Una inversión ferroviaria dividida entre infraestructura y trenes
El programa comprende 28 actuaciones sobre la infraestructura, además de la adquisición de material rodante y la adaptación de instalaciones ferroviarias. Del presupuesto anunciado, unos 650 millones de euros corresponden a intervenciones gestionadas por Adif, mientras que Renfe asumirá cerca de 700 millones.
La parte asignada a Renfe incluye aproximadamente 600 millones de euros para los 35 trenes de gran capacidad fabricados por Stadler. También contempla inversiones en las bases de mantenimiento de Humanes y Móstoles y una partida destinada a servicios alternativos de autobús durante los cortes que requieran las obras.
El proyecto forma parte de un proceso más amplio de renovación del transporte ferroviario español. Este debate sobre capacidad, servicio y planificación también aparece en el análisis de grandes corredores ferroviarios para pasajeros y mercancías, donde la infraestructura y el material rodante deben evolucionar de forma coordinada.

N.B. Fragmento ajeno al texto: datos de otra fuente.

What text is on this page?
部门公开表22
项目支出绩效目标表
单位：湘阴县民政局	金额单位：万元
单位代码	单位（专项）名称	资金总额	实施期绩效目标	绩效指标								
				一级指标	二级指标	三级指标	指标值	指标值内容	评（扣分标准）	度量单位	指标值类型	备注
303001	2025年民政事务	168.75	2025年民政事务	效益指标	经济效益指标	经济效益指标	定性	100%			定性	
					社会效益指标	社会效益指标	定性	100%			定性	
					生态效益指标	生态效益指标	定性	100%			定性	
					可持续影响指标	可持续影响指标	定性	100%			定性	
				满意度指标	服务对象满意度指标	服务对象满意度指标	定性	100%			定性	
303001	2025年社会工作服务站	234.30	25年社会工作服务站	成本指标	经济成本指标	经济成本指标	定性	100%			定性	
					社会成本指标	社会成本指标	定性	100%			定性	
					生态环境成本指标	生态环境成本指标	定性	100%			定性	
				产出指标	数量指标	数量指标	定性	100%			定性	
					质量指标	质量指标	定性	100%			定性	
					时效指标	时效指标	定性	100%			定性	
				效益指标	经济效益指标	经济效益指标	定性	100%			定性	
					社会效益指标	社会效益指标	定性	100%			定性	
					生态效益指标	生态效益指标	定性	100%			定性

Trenes de dos pisos para absorber una demanda creciente
Las nuevas unidades combinarán coches de una y dos plantas. Renfe ha informado que los modelos de aproximadamente 100 metros podrán ofrecer hasta 912 plazas, mientras que las composiciones de unos 200 metros alcanzarán hasta 1.884 plazas. Esta última configuración tendrá cuatro coches de piso bajo y otros cuatro de dos niveles.

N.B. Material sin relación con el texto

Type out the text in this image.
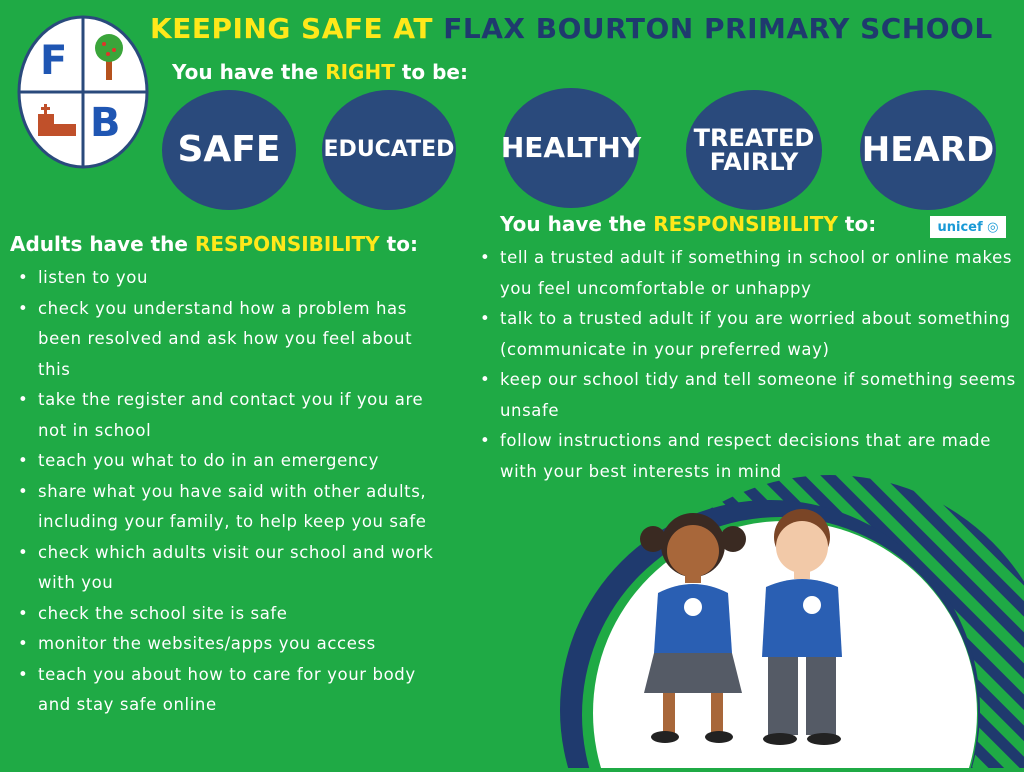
F
B
KEEPING SAFE AT FLAX BOURTON PRIMARY SCHOOL
You have the RIGHT to be:
SAFE EDUCATED HEALTHY TREATED FAIRLY	HEARD
Adults have the RESPONSIBILITY to:
• listen to you
• check you understand how a problem has been resolved and ask how you feel about this
• take the register and contact you if you are not in school
• teach you what to do in an emergency
• share what you have said with other adults, including your family, to help keep you safe
• check which adults visit our school and work with you
• check the school site is safe
• monitor the websites/apps you access
• teach you about how to care for your body and stay safe online
You have the RESPONSIBILITY to:	unicef
◎
• tell a trusted adult if something in school or online makes you feel uncomfortable or unhappy
• talk to a trusted adult if you are worried about something (communicate in your preferred way)
• keep our school tidy and tell someone if something seems unsafe
• follow instructions and respect decisions that are made with your best interests in mind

El diseño permitirá incrementar alrededor de un 20 % la capacidad respecto de los trenes Civia de mayor tamaño. En la C-5, la incorporación de formaciones más largas se combinará con las restantes actuaciones del plan para elevar hasta un 60 % la capacidad total de la línea.
Los vehículos dispondrán de accesos a nivel de andén en buena parte de sus puertas, espacios para personas con movilidad reducida, bicicletas y carritos infantiles, además de enchufes, conexiones USB, iluminación LED, videovigilancia y sistemas digitales de información al pasajero.
Las unidades podrán circular a una velocidad máxima de 140 kilómetros por hora. Su principal aportación no estará en aumentar la velocidad comercial, sino en trasladar más pasajeros, agilizar las entradas y salidas y reducir los tiempos de parada en estaciones con una elevada concentración de usuarios.
La infraestructura deberá adaptarse antes de su operación en la C-5
Los trenes por sí solos no resolverán las limitaciones existentes. El plan incluye la prolongación de andenes para recibir composiciones de mayor longitud y la sustitución del sistema de señalización LZB por ERTMS Nivel 2, el estándar europeo que permitirá mejorar la gestión de la circulación y la respuesta ante incidencias.
También se proyectan una nueva estación en Móstoles-El Soto y una base de mantenimiento en esa localidad. Las obras deberán coordinarse con otras intervenciones urbanas y ferroviarias en el suroeste de Madrid, por lo que se prevén cortes temporales y dispositivos alternativos de transporte durante algunas fases.
La transformación de la C-5 muestra cómo los proyectos ferroviarios de alta capacidad requieren una visión conjunta de trenes, estaciones, señalización y mantenimiento. Una lógica semejante se observa en otras iniciativas internacionales, como el desarrollo del Tren del Pacífico en El Salvador, aunque sus objetivos y características operativas sean diferentes.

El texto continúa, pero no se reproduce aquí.